In terms of beginnings, Crone’s introduction was auspicious: the 6-foot-3 guard scored 26 points in the Paladins’ season-opening loss to Providence Christian. Usual starters Ryan McCarthy, Sean Flannigan and Nick Palmer were still with the state playoff-bound Pinecrest football team that day. Crone picked up the scoring slack, and then some.
Scoring, for the sharp-shooting Crone (37 percent from 3-point range), has never been an issue, not on junior varsity as a freshman and not this year (8.7 points per game).

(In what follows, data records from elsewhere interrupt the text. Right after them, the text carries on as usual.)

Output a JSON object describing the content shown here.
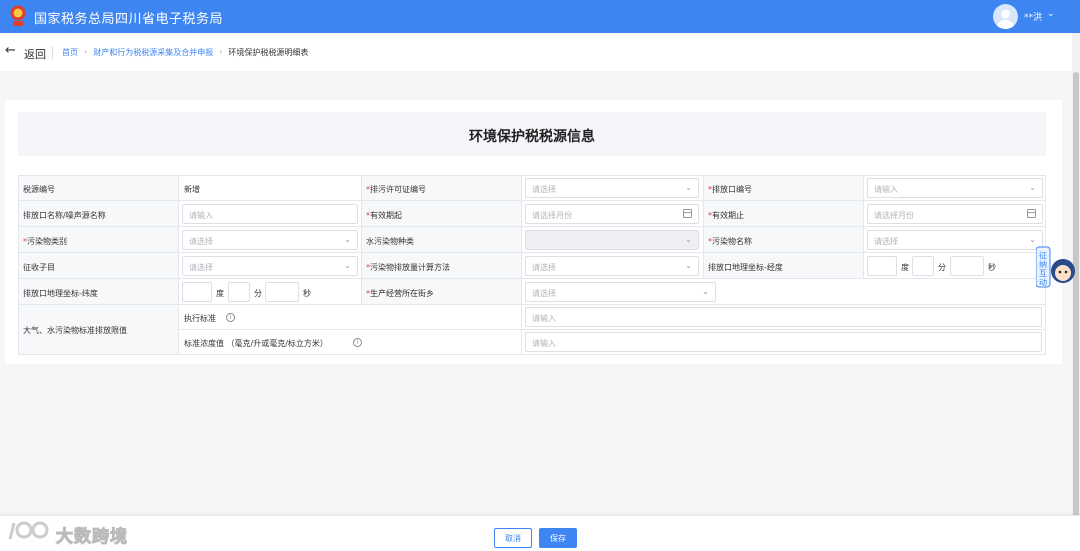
{
  "header": {
    "title": "国家税务总局四川省电子税务局",
    "username": "**洪",
    "colors": {
      "primary": "#3d86f1"
    }
  },
  "nav": {
    "back_label": "返回",
    "breadcrumb": [
      "首页",
      "财产和行为税税源采集及合并申报",
      "环境保护税税源明细表"
    ]
  },
  "form": {
    "title": "环境保护税税源信息",
    "rows": [
      {
        "label": "税源编号",
        "value": "新增",
        "mid_label": "排污许可证编号",
        "mid_required": true,
        "mid_placeholder": "请选择",
        "right_label": "排放口编号",
        "right_required": true,
        "right_placeholder": "请输入"
      },
      {
        "label": "排放口名称/噪声源名称",
        "placeholder": "请输入",
        "mid_label": "有效期起",
        "mid_required": true,
        "mid_placeholder": "请选择月份",
        "right_label": "有效期止",
        "right_required": true,
        "right_placeholder": "请选择月份"
      },
      {
        "label": "污染物类别",
        "required": true,
        "placeholder": "请选择",
        "mid_label": "水污染物种类",
        "mid_placeholder": "",
        "right_label": "污染物名称",
        "right_required": true,
        "right_placeholder": "请选择"
      },
      {
        "label": "征收子目",
        "placeholder": "请选择",
        "mid_label": "污染物排放量计算方法",
        "mid_required": true,
        "mid_placeholder": "请选择",
        "right_label": "排放口地理坐标-经度"
      },
      {
        "label": "排放口地理坐标-纬度",
        "mid_label": "生产经营所在街乡",
        "mid_required": true,
        "mid_placeholder": "请选择"
      }
    ],
    "coord_units": {
      "degree": "度",
      "minute": "分",
      "second": "秒"
    },
    "limit_section": {
      "label": "大气、水污染物标准排放限值",
      "standard_label": "执行标准",
      "standard_placeholder": "请输入",
      "concentration_label": "标准浓度值 （毫克/升或毫克/标立方米）",
      "concentration_placeholder": "请输入"
    }
  },
  "footer": {
    "cancel_label": "取消",
    "save_label": "保存"
  },
  "watermark": {
    "text": "大数跨境"
  },
  "mascot": {
    "text": "征纳互动"
  },
  "icons": {
    "back": "arrow-left-icon",
    "chevron": "chevron-down-icon",
    "calendar": "calendar-icon",
    "info": "info-icon"
  }
}
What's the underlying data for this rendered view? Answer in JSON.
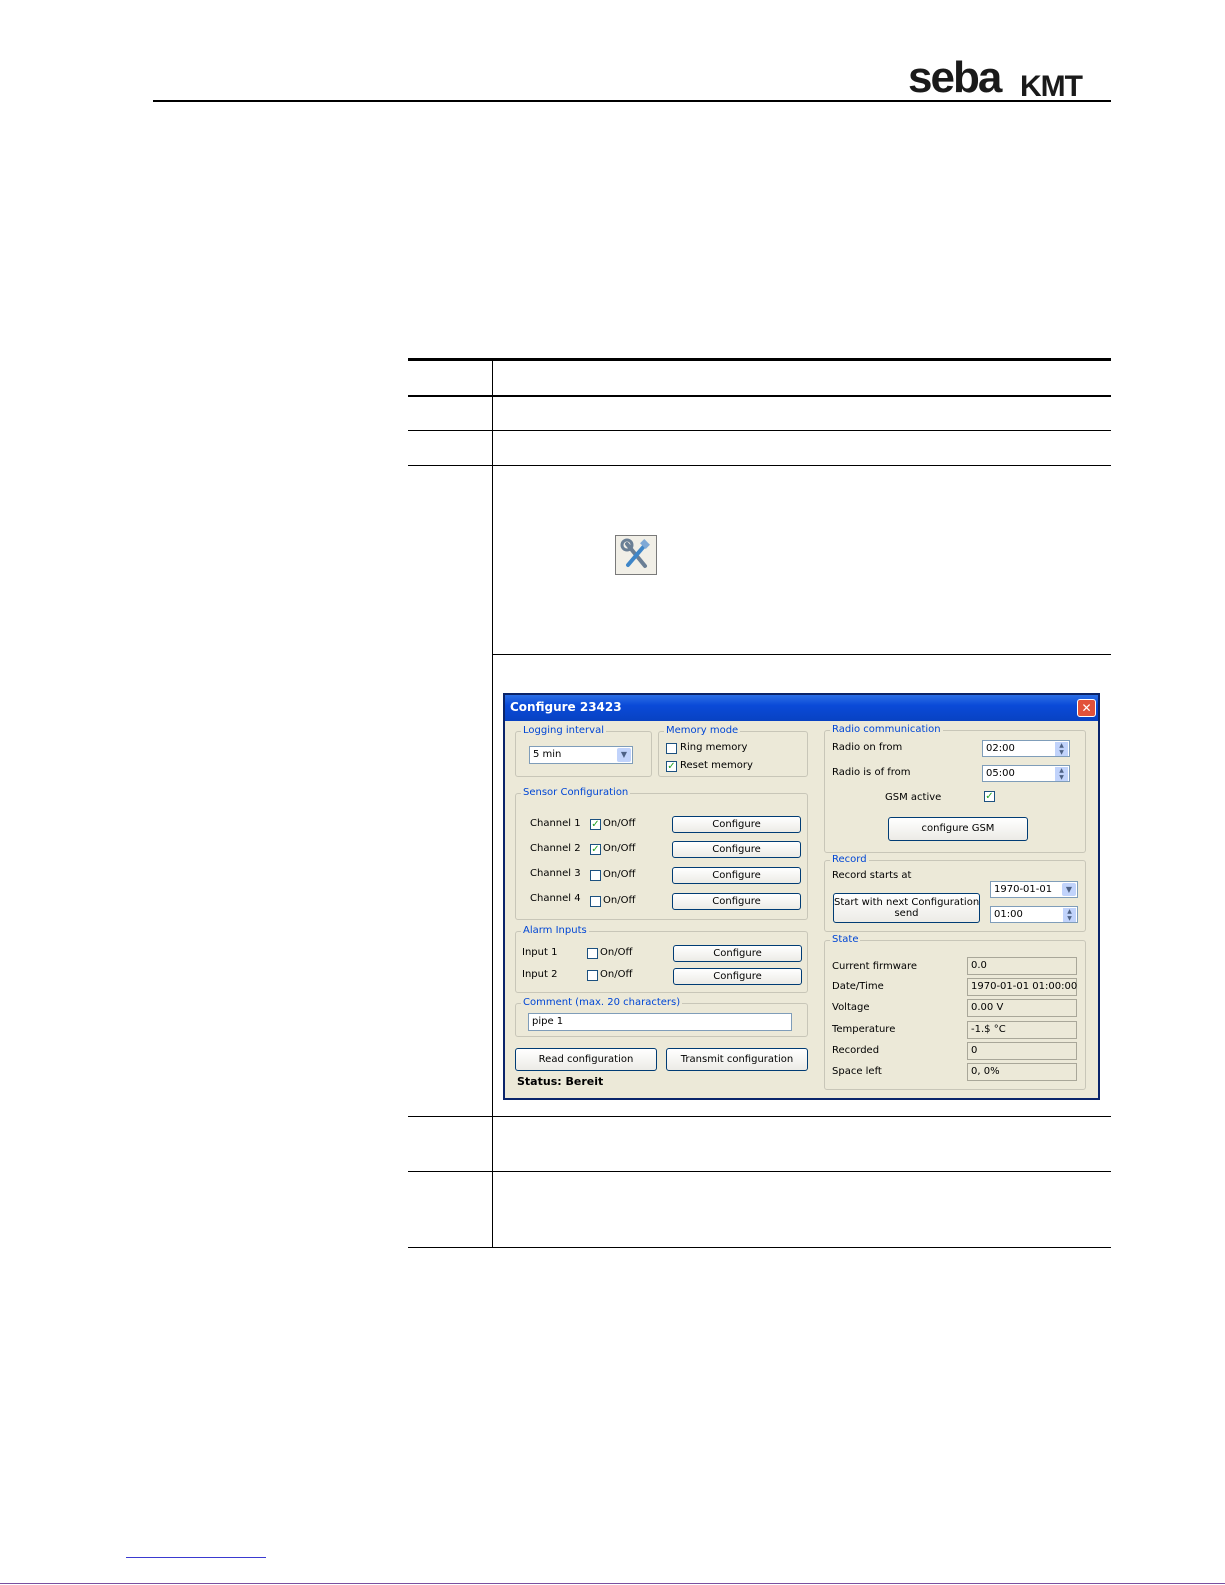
{
  "header": {
    "logo_main": "seba",
    "logo_sub": "KMT"
  },
  "dialog": {
    "title": "Configure 23423",
    "close_icon": "close-icon",
    "logging": {
      "title": "Logging interval",
      "value": "5 min"
    },
    "memory": {
      "title": "Memory mode",
      "ring_label": "Ring memory",
      "ring_checked": false,
      "reset_label": "Reset memory",
      "reset_checked": true
    },
    "sensor": {
      "title": "Sensor Configuration",
      "channels": [
        {
          "label": "Channel 1",
          "toggle": "On/Off",
          "checked": true,
          "button": "Configure"
        },
        {
          "label": "Channel 2",
          "toggle": "On/Off",
          "checked": true,
          "button": "Configure"
        },
        {
          "label": "Channel 3",
          "toggle": "On/Off",
          "checked": false,
          "button": "Configure"
        },
        {
          "label": "Channel 4",
          "toggle": "On/Off",
          "checked": false,
          "button": "Configure"
        }
      ]
    },
    "alarm": {
      "title": "Alarm Inputs",
      "inputs": [
        {
          "label": "Input 1",
          "toggle": "On/Off",
          "checked": false,
          "button": "Configure"
        },
        {
          "label": "Input 2",
          "toggle": "On/Off",
          "checked": false,
          "button": "Configure"
        }
      ]
    },
    "comment": {
      "title": "Comment (max. 20 characters)",
      "value": "pipe 1"
    },
    "read_button": "Read configuration",
    "transmit_button": "Transmit configuration",
    "status": "Status: Bereit",
    "radio": {
      "title": "Radio communication",
      "on_label": "Radio on from",
      "on_value": "02:00",
      "off_label": "Radio is of from",
      "off_value": "05:00",
      "gsm_label": "GSM active",
      "gsm_checked": true,
      "gsm_button": "configure GSM"
    },
    "record": {
      "title": "Record",
      "starts_label": "Record starts at",
      "start_button_line1": "Start with next Configuration",
      "start_button_line2": "send",
      "date_value": "1970-01-01",
      "time_value": "01:00"
    },
    "state": {
      "title": "State",
      "rows": [
        {
          "label": "Current firmware",
          "value": "0.0"
        },
        {
          "label": "Date/Time",
          "value": "1970-01-01 01:00:00"
        },
        {
          "label": "Voltage",
          "value": "0.00 V"
        },
        {
          "label": "Temperature",
          "value": "-1.$ °C"
        },
        {
          "label": "Recorded",
          "value": "0"
        },
        {
          "label": "Space left",
          "value": "0, 0%"
        }
      ]
    }
  }
}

On each of the dark blue lockers in the Pinecrest boys’ dressing room is a strip of white athletic tape. McCarthy, a sophomore forward, wrote nicknames, Twitter handles, or whatever else he felt apt on each piece; Crone’s locker reads ‘Defense.’
Tongue-in-cheek, Crone admits: that was the area of his game needing the most improvement. He could get away with middling defense in the past, but it wasn’t going to be sufficient against, say, Florida State-bound guard Malik Beasley of St. Francis, who Crone was tasked with guarding.
In that Dec. 12 matchup with the defending Class A Private state champions, Flannigan’s half-court heave at the halftime buzzer pulled Pinecrest within 10 points. Elation turned to agony in the third quarter, when Flannigan, Pinecrest’s third-leading scorer at the time, went down with a torn ACL and MCL and was lost for the season.
"Nick, Ryan and I knew we had to step up with him gone," Crone said. "I felt obligated to score more points when he went down. All of this is preparing us for the next few seasons. Sean is going to be a big part of our team the next two years, but now some of the other young guys get to develop more."
Of the Paladins’ 12 losses this season, four have been by two points or fewer. For a young team—Palmer, Pinecrest’s leading scorer, is the only senior contributor for Jay Lynch’s team – the next step, Crone said, is learning how to win those one-possession games.
"I felt like those were all games we could’ve won, but lapses killed us," Crone said. "I feel like we can win our last six games this year."
Monday night was a good start: Pinecrest held region rival Kings Ridge to 45 points and won by five.
"We’re building for the next several years," Crone said. "Every single practice and every game, we’re getting better."